На мой взгляд, такое положение вещей создавало угрозу для археологического освоения Долины в будущем, ибо интерес Дэвиса к древностям всегда носил поверхностный характер, а с моим уходом ситуация лишь усугубится. Научные знания американца не интересовали – в гораздо большей степени его привлекала перспектива отыскать в Долине сокровища, ибо он считал ее чем-то вроде своеобразного Клондайка. Алчность – плохой советчик. Страшно было даже думать о том, какие важные, ключевые находки могут остаться без внимания при подобном отношении к чрезвычайно сложному, требующему высокой квалификации делу. В общем, я чувствовал себя как человек, собственноручно откупоривший кувшин и выпустивший на волю джинна.
Ждать доказательств обоснованности моих опасений пришлось недолго.
* * *
В сложившихся обстоятельствах, наверное, не удивительно, что по мере приближения даты отъезда результаты собственной работы вызывали у меня все большую досаду. Средства поступали своевременно, и раскопки велись бесперебойно, однако ни одна из найденных гробниц не относилась к периоду царствования Эхнатона, а рельеф и размеры самой Долины не позволяли обследовать каждый ее дюйм. Тем не менее я еще не окончательно утратил надежду, и любой участок, казавшийся мне перспективным, осматривал энергично и тщательно. В последнюю неделю моего пребывания в Долине на раскопках были задействованы сразу четыре партии рабочих. Я нетерпеливо переходил от одной к другой, молясь, чтобы фортуна повернулась ко мне лицом и позволила наконец найти что-либо по-настоящему значительное. Например, усыпальницу Нефертити, фараона Сменхкара, чье царствование было сокрыто мраком тайны, или его брата, не менее загадочного правителя Египта Тутанхамона. Увы, ни гробницы, ни даже какого-либо намека на ее местонахождение не обнаруживалось, в то время как завершающая неделя моего пребывания в Фивах подходила к концу. В мой последний рабочий день подкачала и погода. Небо потемнело, и рабочие уже собрались покинуть территорию раскопок, когда вдруг мое внимание привлек чей-то громкий вопль. Поскольку раскопки уже фактически завершились, инструменты были сложены и котлованы опустели, жуткий крик особенно звучно отдавался от голых скал. Я называю его жутким, ибо он был полон воистину животного страха Предположив, что произошел какой-то несчастный случай, я со всех ног поспешил на звук. Первое, что удалось увидеть, меня несколько успокоило: все были целы. Трое арабов окружали четвертого, что-то судорожно сжимавшего в руках. Но когда этот четвертый повернулся ко мне, ни малейших сомнений в том, кто именно так страшно кричал, у меня не осталось. Бледный, с выпученными глазами, малый дрожал как в лихорадке, а при моем приближении отпрянул.

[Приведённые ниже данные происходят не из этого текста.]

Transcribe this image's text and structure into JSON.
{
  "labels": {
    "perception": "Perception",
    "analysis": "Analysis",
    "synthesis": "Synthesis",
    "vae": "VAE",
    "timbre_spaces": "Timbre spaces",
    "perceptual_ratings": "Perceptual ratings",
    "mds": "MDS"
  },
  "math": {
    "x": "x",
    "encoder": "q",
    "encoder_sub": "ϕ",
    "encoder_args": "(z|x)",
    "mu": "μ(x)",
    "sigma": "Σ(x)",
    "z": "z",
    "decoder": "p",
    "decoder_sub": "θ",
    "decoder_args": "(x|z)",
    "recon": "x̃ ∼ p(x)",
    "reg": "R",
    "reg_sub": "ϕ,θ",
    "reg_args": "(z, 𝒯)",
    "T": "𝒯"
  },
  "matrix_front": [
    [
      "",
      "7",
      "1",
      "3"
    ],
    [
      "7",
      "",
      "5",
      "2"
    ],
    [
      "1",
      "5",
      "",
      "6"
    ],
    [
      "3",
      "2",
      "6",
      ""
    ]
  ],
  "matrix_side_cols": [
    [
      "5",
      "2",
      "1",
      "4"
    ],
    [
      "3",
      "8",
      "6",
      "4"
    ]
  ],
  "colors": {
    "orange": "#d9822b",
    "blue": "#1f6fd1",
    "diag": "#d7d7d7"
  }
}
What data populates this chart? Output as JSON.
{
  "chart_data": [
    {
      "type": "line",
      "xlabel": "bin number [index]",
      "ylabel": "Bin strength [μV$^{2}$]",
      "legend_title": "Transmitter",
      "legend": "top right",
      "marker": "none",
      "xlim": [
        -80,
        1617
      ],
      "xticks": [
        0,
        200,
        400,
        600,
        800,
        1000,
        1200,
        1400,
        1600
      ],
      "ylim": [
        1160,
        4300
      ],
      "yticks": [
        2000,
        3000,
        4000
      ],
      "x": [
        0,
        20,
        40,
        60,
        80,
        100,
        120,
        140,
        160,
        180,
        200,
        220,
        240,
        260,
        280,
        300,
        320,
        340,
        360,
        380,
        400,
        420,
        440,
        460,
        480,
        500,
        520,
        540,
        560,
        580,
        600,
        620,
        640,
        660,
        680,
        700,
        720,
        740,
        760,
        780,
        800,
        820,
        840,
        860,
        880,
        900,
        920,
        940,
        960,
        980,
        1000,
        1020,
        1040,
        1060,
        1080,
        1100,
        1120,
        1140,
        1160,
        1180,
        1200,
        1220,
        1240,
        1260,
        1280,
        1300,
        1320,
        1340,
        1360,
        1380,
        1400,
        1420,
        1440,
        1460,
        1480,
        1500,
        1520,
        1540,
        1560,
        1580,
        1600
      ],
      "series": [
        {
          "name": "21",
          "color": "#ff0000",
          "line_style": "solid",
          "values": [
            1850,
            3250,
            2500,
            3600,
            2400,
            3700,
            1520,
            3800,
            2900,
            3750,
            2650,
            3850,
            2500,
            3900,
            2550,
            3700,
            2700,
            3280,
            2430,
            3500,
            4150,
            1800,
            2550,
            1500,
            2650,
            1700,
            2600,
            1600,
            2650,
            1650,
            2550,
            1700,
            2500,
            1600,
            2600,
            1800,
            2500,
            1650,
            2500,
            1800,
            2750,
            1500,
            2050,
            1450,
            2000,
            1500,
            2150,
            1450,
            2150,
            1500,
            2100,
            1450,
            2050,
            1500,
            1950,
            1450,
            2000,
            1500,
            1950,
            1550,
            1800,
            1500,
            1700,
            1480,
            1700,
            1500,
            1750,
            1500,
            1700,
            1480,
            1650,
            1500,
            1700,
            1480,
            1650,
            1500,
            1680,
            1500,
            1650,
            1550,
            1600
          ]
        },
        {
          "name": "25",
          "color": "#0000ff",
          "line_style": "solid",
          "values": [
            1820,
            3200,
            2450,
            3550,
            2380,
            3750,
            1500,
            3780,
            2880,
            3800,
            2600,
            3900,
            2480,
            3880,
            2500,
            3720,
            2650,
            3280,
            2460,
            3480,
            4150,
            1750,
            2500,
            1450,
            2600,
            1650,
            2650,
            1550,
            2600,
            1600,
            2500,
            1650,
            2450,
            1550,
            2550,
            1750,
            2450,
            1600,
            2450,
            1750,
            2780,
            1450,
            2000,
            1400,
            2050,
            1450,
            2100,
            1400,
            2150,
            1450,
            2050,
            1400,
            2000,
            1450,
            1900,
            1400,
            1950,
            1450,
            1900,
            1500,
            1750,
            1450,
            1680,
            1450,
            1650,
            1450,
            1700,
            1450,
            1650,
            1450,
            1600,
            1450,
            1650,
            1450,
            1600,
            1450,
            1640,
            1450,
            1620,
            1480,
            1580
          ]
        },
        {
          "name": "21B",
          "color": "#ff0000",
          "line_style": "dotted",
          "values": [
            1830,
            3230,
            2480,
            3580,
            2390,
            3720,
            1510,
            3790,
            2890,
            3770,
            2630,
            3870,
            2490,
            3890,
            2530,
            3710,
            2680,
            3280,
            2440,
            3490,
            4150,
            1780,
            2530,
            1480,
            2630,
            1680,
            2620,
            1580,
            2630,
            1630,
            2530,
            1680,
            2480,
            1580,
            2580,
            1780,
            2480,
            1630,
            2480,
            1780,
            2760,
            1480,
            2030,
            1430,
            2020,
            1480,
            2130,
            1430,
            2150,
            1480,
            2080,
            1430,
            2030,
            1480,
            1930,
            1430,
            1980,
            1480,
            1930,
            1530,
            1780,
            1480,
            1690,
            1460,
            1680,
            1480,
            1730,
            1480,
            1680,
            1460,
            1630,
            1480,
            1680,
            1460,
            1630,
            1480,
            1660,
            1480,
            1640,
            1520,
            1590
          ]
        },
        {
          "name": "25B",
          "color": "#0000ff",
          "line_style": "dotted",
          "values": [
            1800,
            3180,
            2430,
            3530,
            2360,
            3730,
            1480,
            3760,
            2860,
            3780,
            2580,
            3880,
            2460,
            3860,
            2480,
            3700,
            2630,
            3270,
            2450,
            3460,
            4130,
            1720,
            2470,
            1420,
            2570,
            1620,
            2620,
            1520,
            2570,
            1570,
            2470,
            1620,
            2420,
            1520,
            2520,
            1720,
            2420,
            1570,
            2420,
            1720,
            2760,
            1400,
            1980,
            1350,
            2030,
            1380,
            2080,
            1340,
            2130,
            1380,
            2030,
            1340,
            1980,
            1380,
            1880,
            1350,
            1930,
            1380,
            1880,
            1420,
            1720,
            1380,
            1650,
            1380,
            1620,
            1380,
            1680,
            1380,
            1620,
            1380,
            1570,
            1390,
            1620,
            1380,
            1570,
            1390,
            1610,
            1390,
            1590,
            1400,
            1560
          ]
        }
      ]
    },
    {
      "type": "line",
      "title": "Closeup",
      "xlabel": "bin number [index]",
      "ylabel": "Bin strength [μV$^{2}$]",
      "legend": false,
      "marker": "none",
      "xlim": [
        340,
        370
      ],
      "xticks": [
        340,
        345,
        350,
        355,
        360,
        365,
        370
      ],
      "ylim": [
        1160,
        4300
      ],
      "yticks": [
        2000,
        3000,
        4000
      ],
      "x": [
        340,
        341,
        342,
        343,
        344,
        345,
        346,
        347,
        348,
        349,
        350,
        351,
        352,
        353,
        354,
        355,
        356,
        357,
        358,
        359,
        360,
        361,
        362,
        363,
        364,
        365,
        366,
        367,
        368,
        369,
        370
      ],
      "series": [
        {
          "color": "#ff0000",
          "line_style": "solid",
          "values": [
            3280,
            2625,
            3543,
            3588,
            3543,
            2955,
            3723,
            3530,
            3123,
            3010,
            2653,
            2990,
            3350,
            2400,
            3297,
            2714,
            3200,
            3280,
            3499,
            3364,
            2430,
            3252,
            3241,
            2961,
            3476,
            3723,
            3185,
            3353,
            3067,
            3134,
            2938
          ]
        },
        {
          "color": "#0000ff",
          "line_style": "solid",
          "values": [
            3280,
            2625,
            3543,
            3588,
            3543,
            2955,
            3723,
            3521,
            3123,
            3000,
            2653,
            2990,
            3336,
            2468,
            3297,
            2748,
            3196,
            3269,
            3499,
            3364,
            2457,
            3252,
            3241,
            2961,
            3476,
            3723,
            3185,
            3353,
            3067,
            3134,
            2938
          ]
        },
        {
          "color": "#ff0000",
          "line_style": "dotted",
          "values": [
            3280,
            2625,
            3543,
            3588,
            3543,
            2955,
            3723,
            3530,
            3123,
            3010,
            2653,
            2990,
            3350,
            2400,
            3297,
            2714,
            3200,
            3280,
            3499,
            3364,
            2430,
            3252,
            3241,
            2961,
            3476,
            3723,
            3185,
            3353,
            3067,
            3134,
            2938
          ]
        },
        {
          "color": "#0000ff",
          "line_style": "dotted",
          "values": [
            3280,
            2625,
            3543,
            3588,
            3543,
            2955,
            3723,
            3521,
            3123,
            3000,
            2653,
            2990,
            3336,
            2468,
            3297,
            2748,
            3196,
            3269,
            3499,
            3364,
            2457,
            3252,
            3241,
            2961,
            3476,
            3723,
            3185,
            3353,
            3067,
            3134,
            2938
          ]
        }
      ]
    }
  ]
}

В ответ на мое настоятельное требование немедленно объяснить, что стряслось, рабочий пробормотал нечто невнятное. Только теперь я обратил внимание на то, что в его руках поблескивает золото. Я попросил показать мне находку, но землекоп снова отшатнулся, а при попытке забрать у него странный предмет заорал как сумасшедший. В тот самый момент я услышал приближающиеся шаги и, обернувшись, увидел Ахмеда.